Changes to version 10.0
The first thing I noticed when looking at the schema is that the version changed to 4.21, a copy is here
<manifest schemaversion=”4.21" binaryversion=”9.10">
This make sense since there are some additions:
- OriginalFileName, which adds the PE Original Filename to EventID 1 and 7
- EventType to Named Pipe events (17 & 18)
- DNS events (22)
Looking at the EventLog, the Process Create and Image Load events have the OriginalFileName field added to them, this is derived from the PE header of the file.
One thing to note is that it has to be used by the developer, in Microsofts case nearly all binaries do incorporate this, so most of the so called LOLbins will be visible this way.

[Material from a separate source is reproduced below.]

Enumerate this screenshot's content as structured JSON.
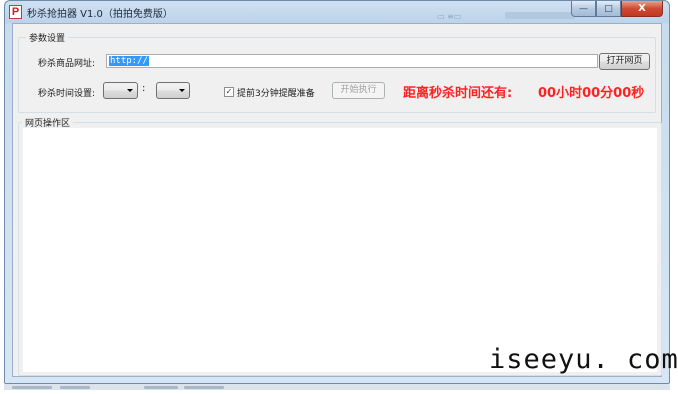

This is not foolproof either because an attacker can also change this in a HEX editor, but that will also change the hash of the file. Most common practise at the moment is only to rename the file so add this to your configuration.
This will make it a lot harder for malware and/or actors to rename binaries to try and avoid detection based on the original file name / path.
Named Pipe EventType
This now allows for instance filtering on ConnectPipe (18) events to only see the creation, saving a lot of data.
Event type 22 has been added, bringing us DNS logging, this is a great feature to get! Also the implementation is quite interesting. By adding the request and response into the same event it’ll make it a lot easier to investigate these events, and lower the volume of data a bit at the same time!
You can even filter on the Image field in your config to exclude certain noisy processes. For instance Microsoft Defender ATP clones a LOT of requests from other processes in its operation. I trust it enough no to be highjacked by an attacker to whitelist it, saving quite a bunch of log entries. There are more examples like this, and I'm sure your environment has a few of these processes as well. This is an amazing asset!! Most commercial solutions out there are not even able to do this.
ProcessGUID is also incorporated in the events, so in order to find out which what other events are tied to the requesting process you can easily correlate it through this field.
However, make sure to properly test your configuration once you’ll enable this. As most of you know DNS can be quite noisy so this can bite you with large data volumes.
DNS over HTTPS
Keep in mind there is also the DNS over HTTPS (DoH) protocol, these requests will not show up in here as this works (hence the name) over HTTPS.
Depending on your configuration you might be able to see the activity in EventID 3 (NetworkConnection), but you will not see the request itself. The only thing you might be able to see is unexpected processes calling out to one of the DoH providers.
I'd suggest using another log source to cover this one, like Bro (Zeek), proxy, firewall, NetFlow, PCAPs since you can also see the packet sizes that way.
SwiftOnSecurity has an Alpha configuration available here
My sysmon-modular configuration is not ready for dealing with the rule grouping through the scripts. I’ve generated a configuration and adopted most of Swifts DNS work into my version here.
I'll work on a modular version and also on more filters for DNS and incorporate the OriginalFileName. Keep watching this space for that.
The rule group configuration has not been changed, not the processing (yet!). I have good hope that multiple groups per event type will be added in future releases, which will make Sysmon even more powerful and will significantly reduce the volume of logs while improving the detection rate on raw logs.
Thanks for reading, enjoy this release of Sysmon!